Mga Diwata (Fairies) – They helped Red, Lloyd and Jessie to go to the World of Elementals.

- Diwatang Tubig (Portrayed by Cherry Lou) -–Fairy of water.
- Diwatang Apoy (Portrayed by Jenny Miller) – Fairy of fire.
- Diwatang Hangin (Portrayed by Assunta de Rossi) – Fairy of air.
- Diwatang Lupa - Fairy of Earth
Mga Mangkukulam (Witches)

- Brita/Lupe (Portrayed by Lotlot de Leon) – Lloyd's mother and Jessie's aunt and the series' antagonist. She is dead as the series starts, but still regularly talks to Lloyd. He hopes to use Lloyd to do her bidding. Though motherly at first, her true goal is to finish what she started: to collect the "gifted" kids in town and sacrifice them in order to gain more power and to live.
- Milagros, The Leader of the Mangkukulams (Portrayed by Bella Flores) – Brita's sister and leader of the group of mangkukulams.

===Other characters===
- Ricky Davao – Red's dad
- Sandy Andolong as Paz – Red's mom
- Marjorie Barretto as Marita – Gabby's mom
- Cris Villanueva – Liz's dad
- Ilonah Jean – Maya's mom
- Allyson Lualhati – Sofronia, Lloyd's ghost friend
- Miles Ocampo – Grace, Gabby's sister
- Efren Reyes Jr. – Police Chief Jaime, Jessie's step-dad
- Nica Peralejo
- Helga Krapf
- Diego Castro – Harvey
- Blair Arellano
- Glaiza de Castro – Pinky
- Minnie Aguilar
- Dexter Doria as Miss V. – school principal
- Nash Aguas – Young Red
- Miguel Vera
- My-My Davao
- Liza Lorena as Azon - Red's Lola
- Ching Arellano
- Sergio Garcia

==Broadcast==
The show re-aired on Studio 23 (now S+A) in 2005 and on the Kapamilya Channel (now S+A International) in 2007. On August 13, 2021, the official Youtube channel of Jeepney TV started uploading full episodes of the series.

==Reception==
The drama received mixed reviews from TV viewers and critics. Its highest rating was 37.4%, the lowest was 20.5% and an average of 24.9% in the Mega Manila ratings as the Nationwide ratings were still occasional and not yet available daily.

==Remake==
A remake directed by Topel Lee and produced by GMO Entertainment Unit titled Spirits: Reawaken was announced for ABS-CBN's iWant streaming service.
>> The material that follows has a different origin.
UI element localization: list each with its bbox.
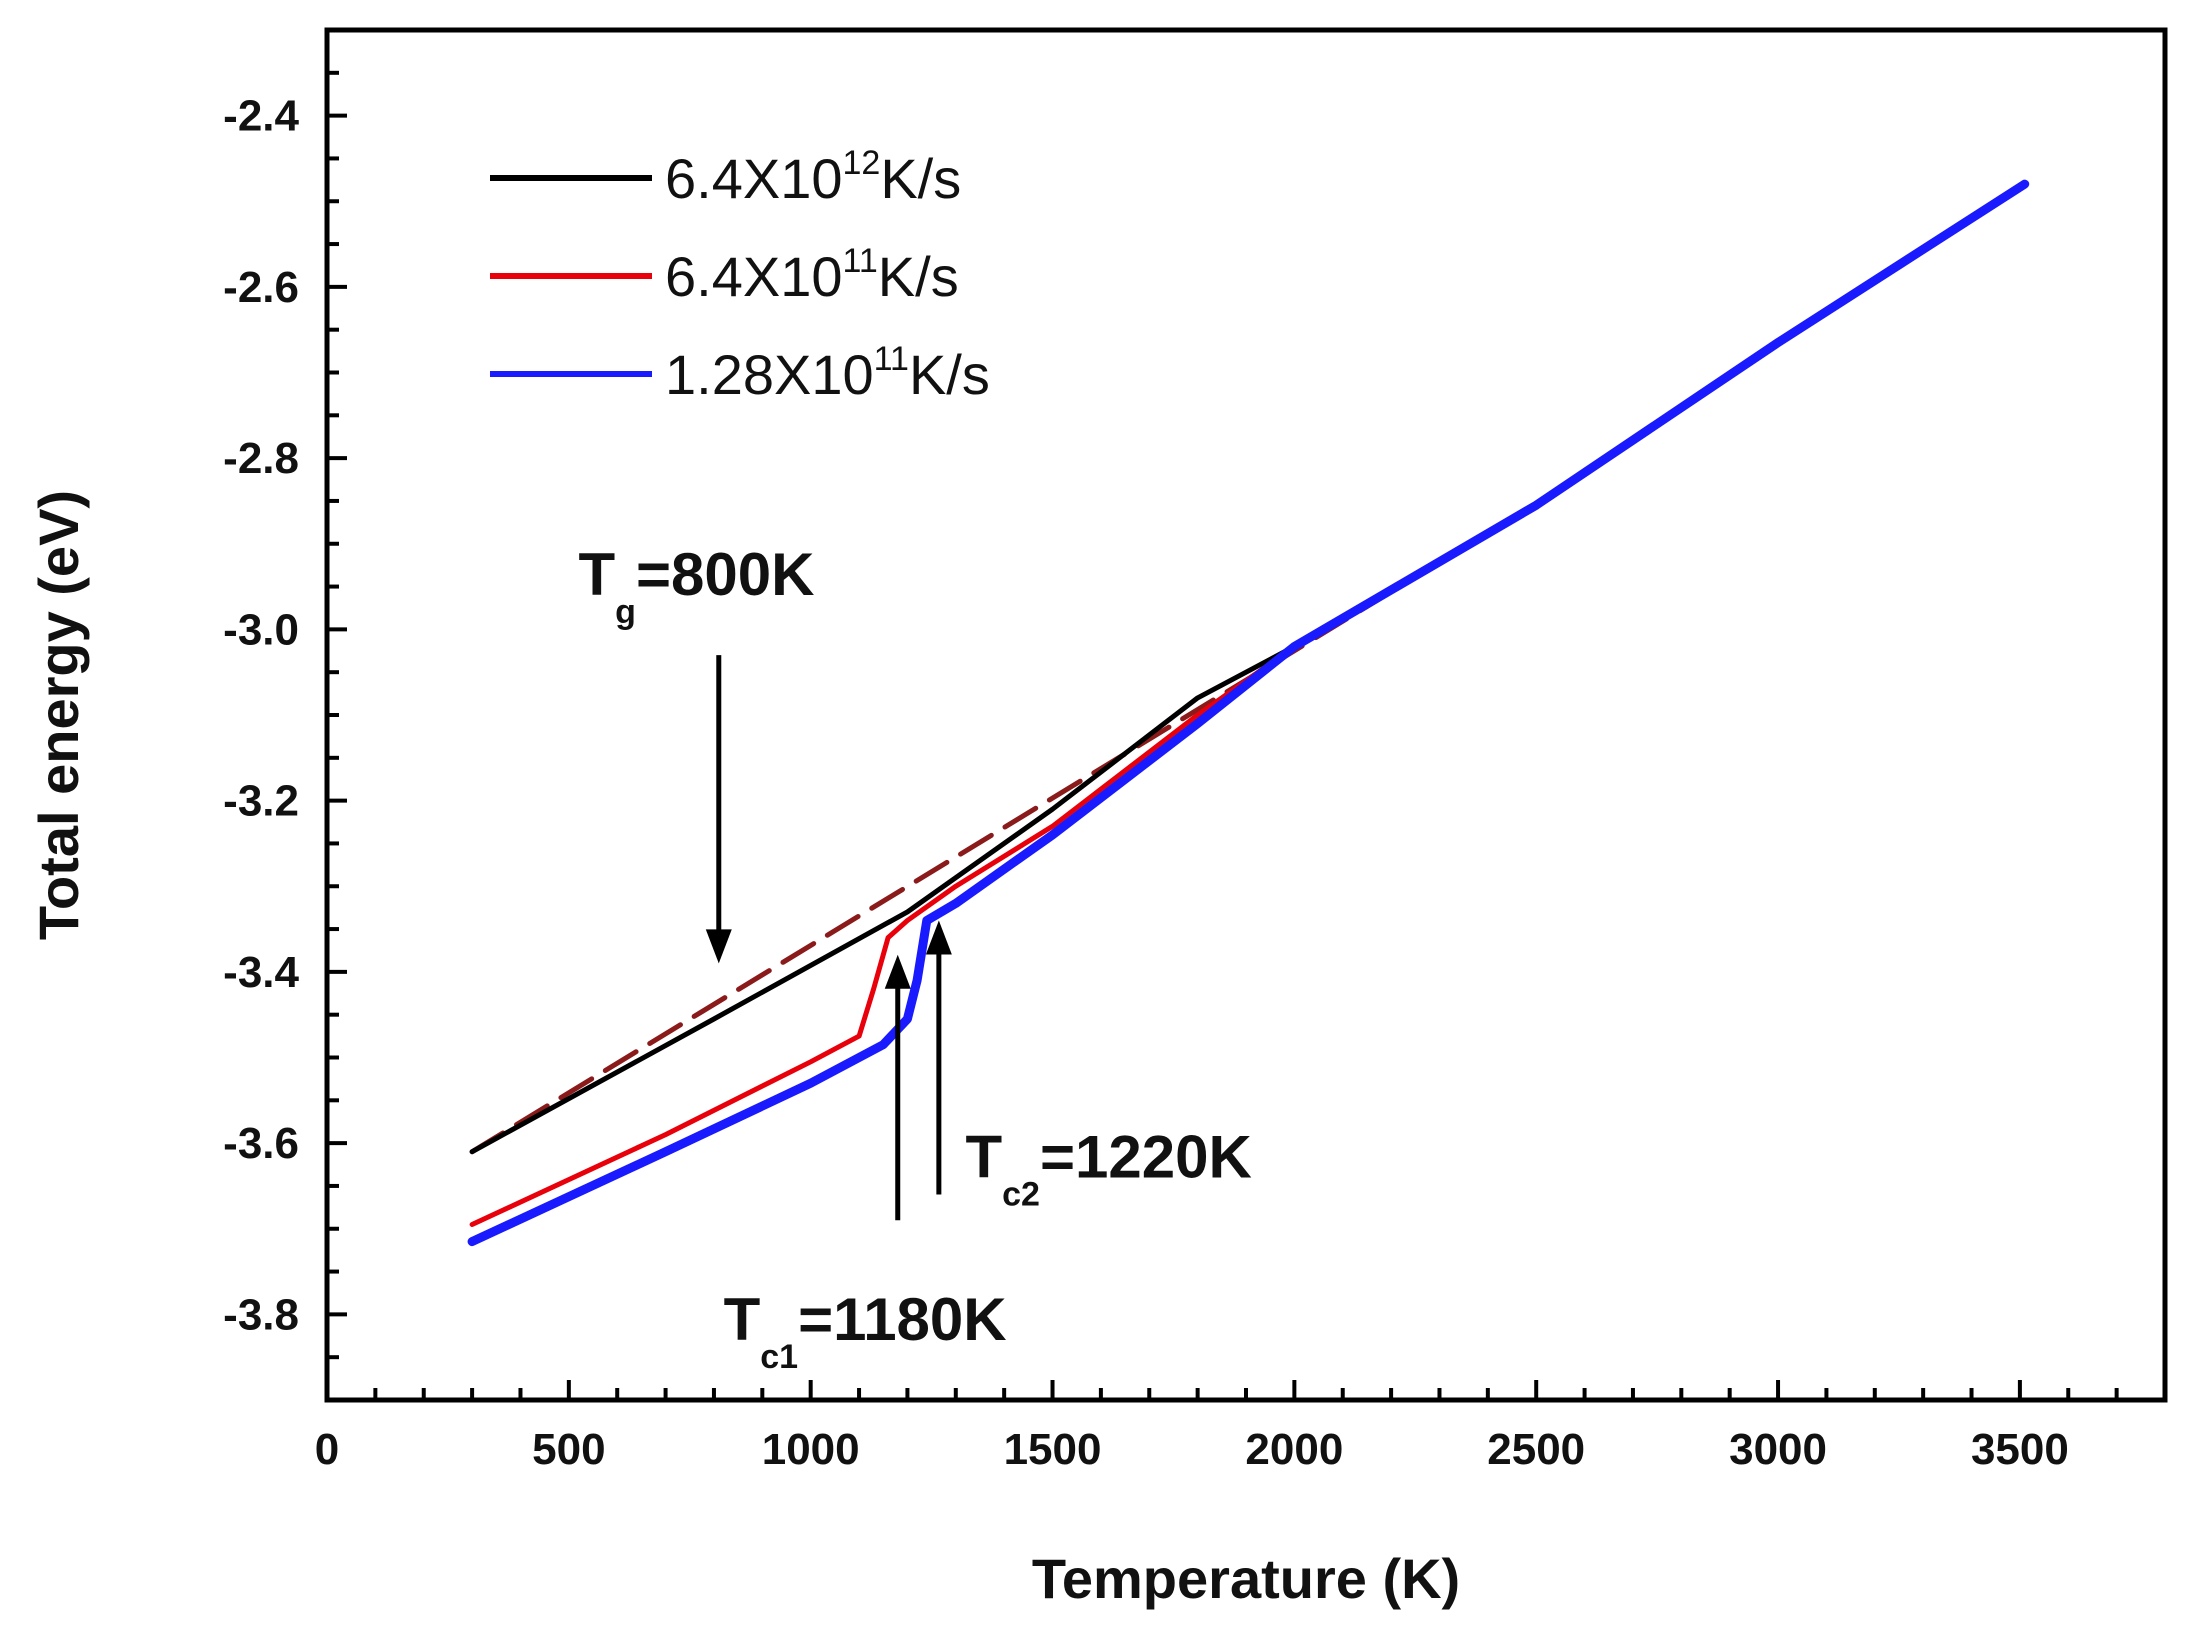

It will be set in the 90s and follows six teenagers with supernatural powers as they protect Earth from an alien invasion.

Spirits: Reawaken stars Grae Fernandez as Red, Jairus Aquino as Jesse, Bugoy Cariño as Nato, Kira Balinger as Maya, Chanty as Gabbie and Patrick Quiroz as Lloyd. The series began streaming on November 17, 2018.